Your handmade pen is just like any other quality instrument, it needs occasional cleaning and maintenance. A pen is a bit unique, it gets handled every day, tossed, tucked away, bumped around and generally used (and occasionally abused) on a regular basis. So, how do you keep your handmade pen in tip-top shape?
A pen is a natural target of abuse. The oils from our hands eat at the finishes on the pen body and hardware. Dirt and other abrasives come into constant contact with the pen, which can lightly scratch the surfaces of the pen. These fine scratches are what causes a pen to become duller over time. The dirt and oils on the pen itself causes it to become dull. Oils tend to hide fine details in the body of the pen. The good news, it isn't hard to keep your pen looking and working like new.

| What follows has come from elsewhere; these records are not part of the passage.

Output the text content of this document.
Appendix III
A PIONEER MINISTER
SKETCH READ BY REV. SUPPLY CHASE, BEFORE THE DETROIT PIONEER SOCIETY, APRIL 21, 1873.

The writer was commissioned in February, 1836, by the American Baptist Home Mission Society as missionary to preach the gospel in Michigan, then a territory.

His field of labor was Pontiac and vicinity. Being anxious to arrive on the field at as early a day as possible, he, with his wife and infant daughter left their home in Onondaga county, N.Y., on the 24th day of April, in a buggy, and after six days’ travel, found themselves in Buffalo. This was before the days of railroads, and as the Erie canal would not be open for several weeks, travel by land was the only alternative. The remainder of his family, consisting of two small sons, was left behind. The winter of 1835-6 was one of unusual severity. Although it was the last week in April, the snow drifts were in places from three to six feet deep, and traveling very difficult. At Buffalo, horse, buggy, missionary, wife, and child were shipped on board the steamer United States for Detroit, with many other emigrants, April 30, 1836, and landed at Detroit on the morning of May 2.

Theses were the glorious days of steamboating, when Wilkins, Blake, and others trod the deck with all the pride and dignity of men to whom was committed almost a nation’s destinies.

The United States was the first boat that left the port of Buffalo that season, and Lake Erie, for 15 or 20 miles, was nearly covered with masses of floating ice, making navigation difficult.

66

But, since a Handcrafted Pen is a delicate writing instrument, it should be kept out of extreme environments. Do not leave your pen in the car during the summer when it can get very hot or in the winter when it can get very cold. These temperature changes can cause the ink to dry out prematurely, cause the wood, acrylic, TruStone or other body material to expand or shrink, and potentially cause finish problems. Some woods (Pink Ivory, Ebony, Snakewood and other exotic burls) are very susceptible to changes in temperature and humidity. Please take care not to drop your pen as the materials can chip or break, especially TruStone pens.
Treat your pen with respect and it will last a long time.

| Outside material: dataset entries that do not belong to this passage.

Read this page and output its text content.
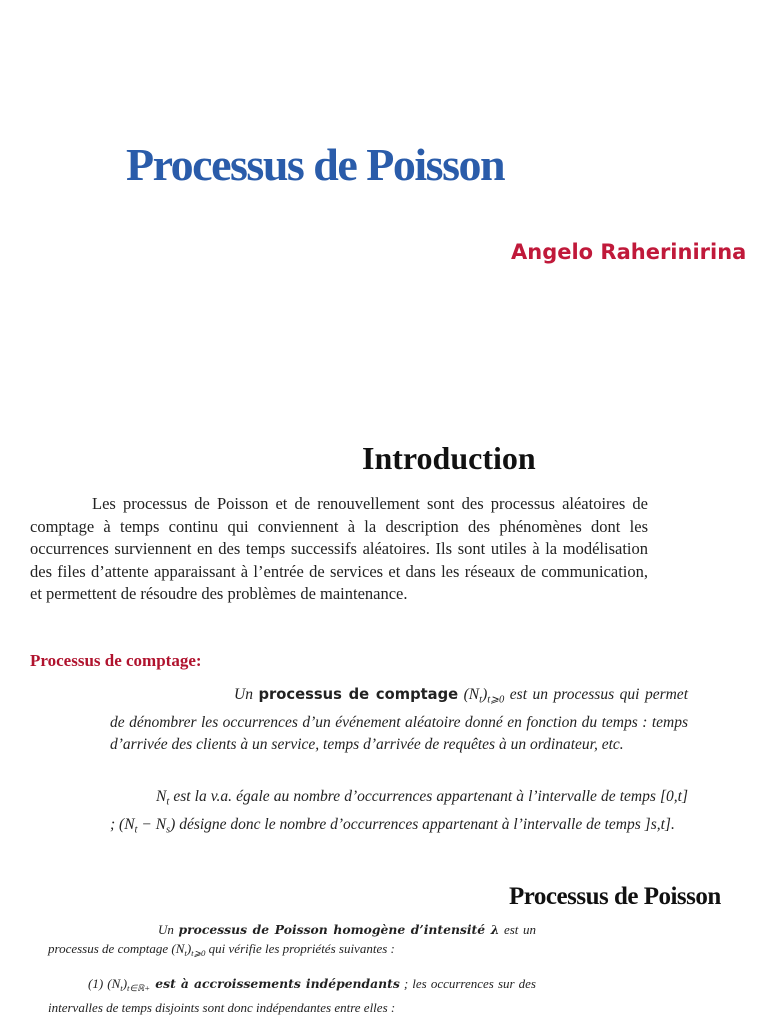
Processus de Poisson
Angelo Raherinirina
Introduction
Les processus de Poisson et de renouvellement sont des processus aléatoires de comptage à temps continu qui conviennent à la description des phénomènes dont les occurrences surviennent en des temps successifs aléatoires. Ils sont utiles à la modélisation des files d’attente apparaissant à l’entrée de services et dans les réseaux de communication, et permettent de résoudre des problèmes de maintenance.
Processus de comptage:
Un processus de comptage $(N_t)_{t⩾0}$ est un processus qui permet de dénombrer les occurrences d’un événement aléatoire donné en fonction du temps : temps d’arrivée des clients à un service, temps d’arrivée de requêtes à un ordinateur, etc.
$N_t$ est la v.a. égale au nombre d’occurrences appartenant à l’intervalle de temps [0,t] ; $(N_t - N_s)$ désigne donc le nombre d’occurrences appartenant à l’intervalle de temps ]s,t].
Processus de Poisson
Un processus de Poisson homogène d’intensité λ est un processus de comptage $(N_t)_{t⩾0}$ qui vérifie les propriétés suivantes :
(1) $(N_t)_{t\in ℝ+}$ est à accroissements indépendants ; les occurrences sur des intervalles de temps disjoints sont donc indépendantes entre elles :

Pens should be used, not stored away in a drawer. Enjoy your pen. Treasure your pen. But, please use your pen. This is especially true for rollerball and fountain pen whose ink will dry out over time if not used. By using your pen regularly, you will continue to enjoy years of use. Please note that fountain pens should generally not be shared with others, as the nib wears according to your personal pattern and style of writing.

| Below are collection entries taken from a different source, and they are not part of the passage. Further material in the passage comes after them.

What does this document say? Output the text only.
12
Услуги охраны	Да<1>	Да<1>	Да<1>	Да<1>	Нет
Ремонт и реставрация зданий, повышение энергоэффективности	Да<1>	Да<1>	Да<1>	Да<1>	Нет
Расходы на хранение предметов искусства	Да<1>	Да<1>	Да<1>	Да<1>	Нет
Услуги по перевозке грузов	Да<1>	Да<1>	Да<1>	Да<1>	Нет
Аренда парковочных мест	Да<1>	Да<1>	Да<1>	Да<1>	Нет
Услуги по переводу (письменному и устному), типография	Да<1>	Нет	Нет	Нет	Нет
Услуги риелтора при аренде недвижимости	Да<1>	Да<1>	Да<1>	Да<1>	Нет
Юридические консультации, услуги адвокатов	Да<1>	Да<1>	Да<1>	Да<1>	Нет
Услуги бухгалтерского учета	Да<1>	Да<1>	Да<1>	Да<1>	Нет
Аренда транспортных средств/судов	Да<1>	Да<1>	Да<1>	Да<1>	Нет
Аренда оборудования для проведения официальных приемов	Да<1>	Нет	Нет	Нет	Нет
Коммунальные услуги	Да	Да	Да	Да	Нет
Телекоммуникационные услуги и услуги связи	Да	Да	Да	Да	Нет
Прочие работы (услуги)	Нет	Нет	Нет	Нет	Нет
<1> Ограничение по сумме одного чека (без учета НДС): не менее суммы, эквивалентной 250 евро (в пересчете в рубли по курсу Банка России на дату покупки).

If your pen is made of TruStone, Resins, or Acrylics, then to clean your pen (and remove any fine scratches) you only need to use a fine automotive or plastic polish. Rub a little on the pen, let it haze over and polish with a fine cloth. It's that simple.
If your pen is made of wood and has a natural finish, then use a good quality wood furniture paste wax. This will keep the shine looking nice and remove fine scratches as well. Treat the pen like you would a piece of furniture, as it has the same type of finish, care and handling instructions. If your wood pen has a clear topcoat (looks like the wood is under glass), the you can use a fine plastic polish, or automotive polish or Renaissance Wax to keep it in good condition.
New nibs have residual oils left behind by the manufacturing process. This can cause the ink to not flow properly.
To remove the oils, try the following:
Soak the nib/feed/front section in room temperature water (distilled water if you have hard water), with a drop of clear, liquid soap.
Additionally, you can use an old soft toothbrush to gently scrub the feed, and then rinse with clear room temp water.